Jusqu’alors la gestion des déchets n’était pas un élément prioritaire dans l’organisation des festivals. Aujourd’hui une prise de conscience s’est progressivement amorcée : les déchets peuvent se révéler une nuisance et, du point de vue de la durabilité, leur gestion minimum  n’est plus tenable. Je me souviendrai toujours de cette image quasi dantesque d’une fin de festival où le sol était littéralement jonché de bouteilles et de canettes. On ne le distinguait plus. C’était en 2002. Depuis le mouvement s’est accentué et ce sont maintenant des événements de plus petites ampleurs qui nous sollicitent. C’est dans l’air du temps. Nous remarquons par ailleurs une nouvelle tendance portée par quelques festivals comme les Francofolies. En termes de durabilité, ces festivals marquent leur volonté de progressivement passer de la gestion des déchets à la diminution globale de l’empreinte écologique. Certains festivals comme Esperanza sont d’ailleurs à la pointe dans ce domaine.

Cette tendance est positive, mais n’y a-t-il aucun point négatif?

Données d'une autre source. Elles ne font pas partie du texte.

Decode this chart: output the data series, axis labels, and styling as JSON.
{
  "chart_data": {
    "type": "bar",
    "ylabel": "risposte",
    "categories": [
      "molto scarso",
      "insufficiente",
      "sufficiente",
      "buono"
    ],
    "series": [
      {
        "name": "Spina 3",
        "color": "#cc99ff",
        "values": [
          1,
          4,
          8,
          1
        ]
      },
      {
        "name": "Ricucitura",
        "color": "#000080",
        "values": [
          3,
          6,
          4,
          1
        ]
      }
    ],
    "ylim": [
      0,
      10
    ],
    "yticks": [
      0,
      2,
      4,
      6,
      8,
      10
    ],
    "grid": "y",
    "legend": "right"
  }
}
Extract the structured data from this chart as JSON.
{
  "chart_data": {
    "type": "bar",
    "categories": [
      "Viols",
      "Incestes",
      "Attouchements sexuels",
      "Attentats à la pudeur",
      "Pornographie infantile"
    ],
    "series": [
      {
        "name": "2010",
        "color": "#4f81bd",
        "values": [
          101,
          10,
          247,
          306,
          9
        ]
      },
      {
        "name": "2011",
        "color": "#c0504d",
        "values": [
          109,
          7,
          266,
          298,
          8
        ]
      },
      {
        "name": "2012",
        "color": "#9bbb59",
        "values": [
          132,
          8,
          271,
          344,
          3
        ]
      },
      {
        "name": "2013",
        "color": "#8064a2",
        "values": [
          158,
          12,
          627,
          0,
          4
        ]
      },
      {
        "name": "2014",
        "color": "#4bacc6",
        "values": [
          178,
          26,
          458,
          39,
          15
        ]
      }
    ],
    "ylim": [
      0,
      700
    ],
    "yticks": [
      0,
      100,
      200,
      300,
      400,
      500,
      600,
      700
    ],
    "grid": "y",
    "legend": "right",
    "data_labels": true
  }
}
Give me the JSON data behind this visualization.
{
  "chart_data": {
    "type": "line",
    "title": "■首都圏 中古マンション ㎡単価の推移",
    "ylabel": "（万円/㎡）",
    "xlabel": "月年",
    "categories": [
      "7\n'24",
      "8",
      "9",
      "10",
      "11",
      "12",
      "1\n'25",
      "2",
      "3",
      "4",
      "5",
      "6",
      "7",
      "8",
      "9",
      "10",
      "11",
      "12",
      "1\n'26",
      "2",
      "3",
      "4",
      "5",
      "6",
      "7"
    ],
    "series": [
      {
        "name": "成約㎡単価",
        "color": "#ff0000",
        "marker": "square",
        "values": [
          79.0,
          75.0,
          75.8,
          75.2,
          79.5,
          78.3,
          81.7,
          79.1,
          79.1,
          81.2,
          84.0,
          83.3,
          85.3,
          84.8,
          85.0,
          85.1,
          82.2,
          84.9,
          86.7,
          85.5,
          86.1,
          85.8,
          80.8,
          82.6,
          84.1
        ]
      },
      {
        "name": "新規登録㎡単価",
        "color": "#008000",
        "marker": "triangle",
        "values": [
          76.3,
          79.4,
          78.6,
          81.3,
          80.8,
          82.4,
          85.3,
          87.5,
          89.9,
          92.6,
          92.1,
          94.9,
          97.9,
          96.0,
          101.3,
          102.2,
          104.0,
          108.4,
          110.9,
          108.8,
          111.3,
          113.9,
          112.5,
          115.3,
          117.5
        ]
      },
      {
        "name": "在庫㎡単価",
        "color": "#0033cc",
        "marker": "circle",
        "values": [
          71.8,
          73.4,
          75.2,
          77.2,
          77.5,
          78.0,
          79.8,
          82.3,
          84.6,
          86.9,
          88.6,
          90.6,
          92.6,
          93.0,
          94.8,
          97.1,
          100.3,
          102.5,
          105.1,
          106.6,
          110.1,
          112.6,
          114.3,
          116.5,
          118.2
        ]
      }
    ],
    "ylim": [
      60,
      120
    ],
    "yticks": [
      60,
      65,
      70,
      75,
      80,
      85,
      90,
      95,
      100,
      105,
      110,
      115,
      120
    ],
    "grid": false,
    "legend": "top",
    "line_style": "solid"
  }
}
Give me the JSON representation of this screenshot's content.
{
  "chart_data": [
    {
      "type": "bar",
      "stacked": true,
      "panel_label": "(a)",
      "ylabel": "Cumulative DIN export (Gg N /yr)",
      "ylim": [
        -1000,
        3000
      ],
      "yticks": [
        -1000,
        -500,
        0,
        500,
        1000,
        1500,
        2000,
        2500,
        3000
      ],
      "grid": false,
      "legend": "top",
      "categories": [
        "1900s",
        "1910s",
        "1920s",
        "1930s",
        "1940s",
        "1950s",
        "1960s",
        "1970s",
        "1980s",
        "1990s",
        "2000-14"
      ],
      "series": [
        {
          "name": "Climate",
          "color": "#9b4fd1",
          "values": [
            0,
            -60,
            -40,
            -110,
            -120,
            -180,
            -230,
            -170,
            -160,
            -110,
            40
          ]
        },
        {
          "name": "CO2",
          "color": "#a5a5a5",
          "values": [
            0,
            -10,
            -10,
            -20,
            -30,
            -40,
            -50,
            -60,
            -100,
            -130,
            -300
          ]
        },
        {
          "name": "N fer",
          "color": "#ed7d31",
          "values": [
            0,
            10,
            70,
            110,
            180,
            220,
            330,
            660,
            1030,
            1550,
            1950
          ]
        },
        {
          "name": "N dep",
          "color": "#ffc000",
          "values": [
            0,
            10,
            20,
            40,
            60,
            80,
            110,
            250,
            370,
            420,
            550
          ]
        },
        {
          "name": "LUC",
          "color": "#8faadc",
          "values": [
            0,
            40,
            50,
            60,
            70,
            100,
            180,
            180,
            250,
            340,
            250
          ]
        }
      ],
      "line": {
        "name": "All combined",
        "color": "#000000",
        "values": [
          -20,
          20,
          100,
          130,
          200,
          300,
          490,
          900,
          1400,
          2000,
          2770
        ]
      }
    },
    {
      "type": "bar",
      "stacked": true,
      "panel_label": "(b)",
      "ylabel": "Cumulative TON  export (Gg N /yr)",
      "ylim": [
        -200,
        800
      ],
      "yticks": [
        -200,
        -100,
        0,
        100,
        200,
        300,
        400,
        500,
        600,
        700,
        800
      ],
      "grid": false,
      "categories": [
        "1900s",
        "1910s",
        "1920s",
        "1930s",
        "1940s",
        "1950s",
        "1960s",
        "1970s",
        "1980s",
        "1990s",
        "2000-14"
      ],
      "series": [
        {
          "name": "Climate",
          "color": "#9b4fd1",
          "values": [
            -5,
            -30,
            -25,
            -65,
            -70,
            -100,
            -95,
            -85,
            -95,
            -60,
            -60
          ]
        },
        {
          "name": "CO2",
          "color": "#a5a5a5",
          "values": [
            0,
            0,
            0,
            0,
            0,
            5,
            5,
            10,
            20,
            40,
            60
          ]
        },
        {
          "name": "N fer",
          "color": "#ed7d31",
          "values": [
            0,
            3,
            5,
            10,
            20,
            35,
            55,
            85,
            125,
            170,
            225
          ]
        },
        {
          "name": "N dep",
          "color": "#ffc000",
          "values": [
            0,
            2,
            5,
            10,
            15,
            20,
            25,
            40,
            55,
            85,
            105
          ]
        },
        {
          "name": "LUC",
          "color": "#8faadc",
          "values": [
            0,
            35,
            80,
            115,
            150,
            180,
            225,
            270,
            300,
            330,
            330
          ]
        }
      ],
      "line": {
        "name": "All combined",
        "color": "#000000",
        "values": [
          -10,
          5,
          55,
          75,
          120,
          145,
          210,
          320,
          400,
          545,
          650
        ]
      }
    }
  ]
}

En matière de déchets, la particularité des festivals est qu’ils sont encore et toujours considérés par certains des festivaliers comme des défouloirs où les règles usuelles de vie en société ne sont plus de mises. Il est décevant de constater les déchets sauvages et les actes de vandalisme sur les matériels des exposants ou des partenaires. La conséquence malheureuse est que des exposants qui s’étaient inscrits dans une démarche de durabilité et cherchaient à réutiliser leur matériel sur plusieurs festivals ont fini par abandonner cette démarche puisque leur matériel avait été vandalisé. Ils passent alors à du matériel jetable et abandonnent le matériel réutilisable. Les grandes bâches en PVC font place à des bâches en feutrine. Par ailleurs, nous sommes de plus en plus étonnés devant la masse de matériels que les festivaliers campeurs abandonnent sur le camping : tente, siège, lit de camp, sac de couchage, vêtements. Nous ne savons pas à quoi attribuer ce comportement qui semble s’accentuer. L’hypothèse est que la baisse des prix du matériel de camping en fait un matériel jetable dès qu’il a été soumis à quelques nuits de camping.

Faut-t-il encore accentuer la sensibilisation et instaurer des pratiques novatrices dans ce domaine ?

Je le pense. Il faudra toujours s’assurer que la sensibilisation a lieu sur le festival même. Le tri des déchets ne fonctionne réellement que lorsque des équipes, souvent des bénévoles, sillonnent le festival pour diffuser le message et vider les poubelles à intervalles réguliers. Mais, la sensibilisation ne s’arrête pas là. Parmi d’autres, une initiative intéressante a été The Bottle machine, une sorte d’usine sur roues tractée par deux animateurs. Le principe est simple : le festivalier y glisse une canette et aux termes d’une série d’étapes fictives – bruits compris ! – il en ressort un fruit, un œuf, bref un aliment comestible qui lui est offert. Une manière d’expliquer que tout est récupérable, transformable et capable de donner naissance à autre chose. L’enjeu est fondamental car la quantité de déchets générés par festivalier sur un grand festival comme Dour est impressionnante. Les 140 000 festivaliers ont généré 180 tonnes de déchets, soit plus d’un kilo de déchets par festivalier sur l’ensemble du festival !

Quel a été le bilan de la saison des festivals ?

Il est à la hausse. L’année passée, nous avions récolté une cinquantaine de tonnes de PMC (n.d.l.r. : bouteilles et flacons en Plastique, emballages Métalliques, Cartons à boissons). Cette année, nous devrions approcher les soixante tonnes, mais nous ne disposons pas encore des chiffres définitifs. Selon les festivals, la proportion de déchets recyclables varie, mais on avoisine les 10% de déchets recyclables par festival. Je pense que nous pourrions atteindre une proportion de 20% de déchets recyclables par festival, mais il faudra encore du temps. Il faut rester optimiste, les progrès enregistrés en quelques années nous indiquent clairement la voie à suivre.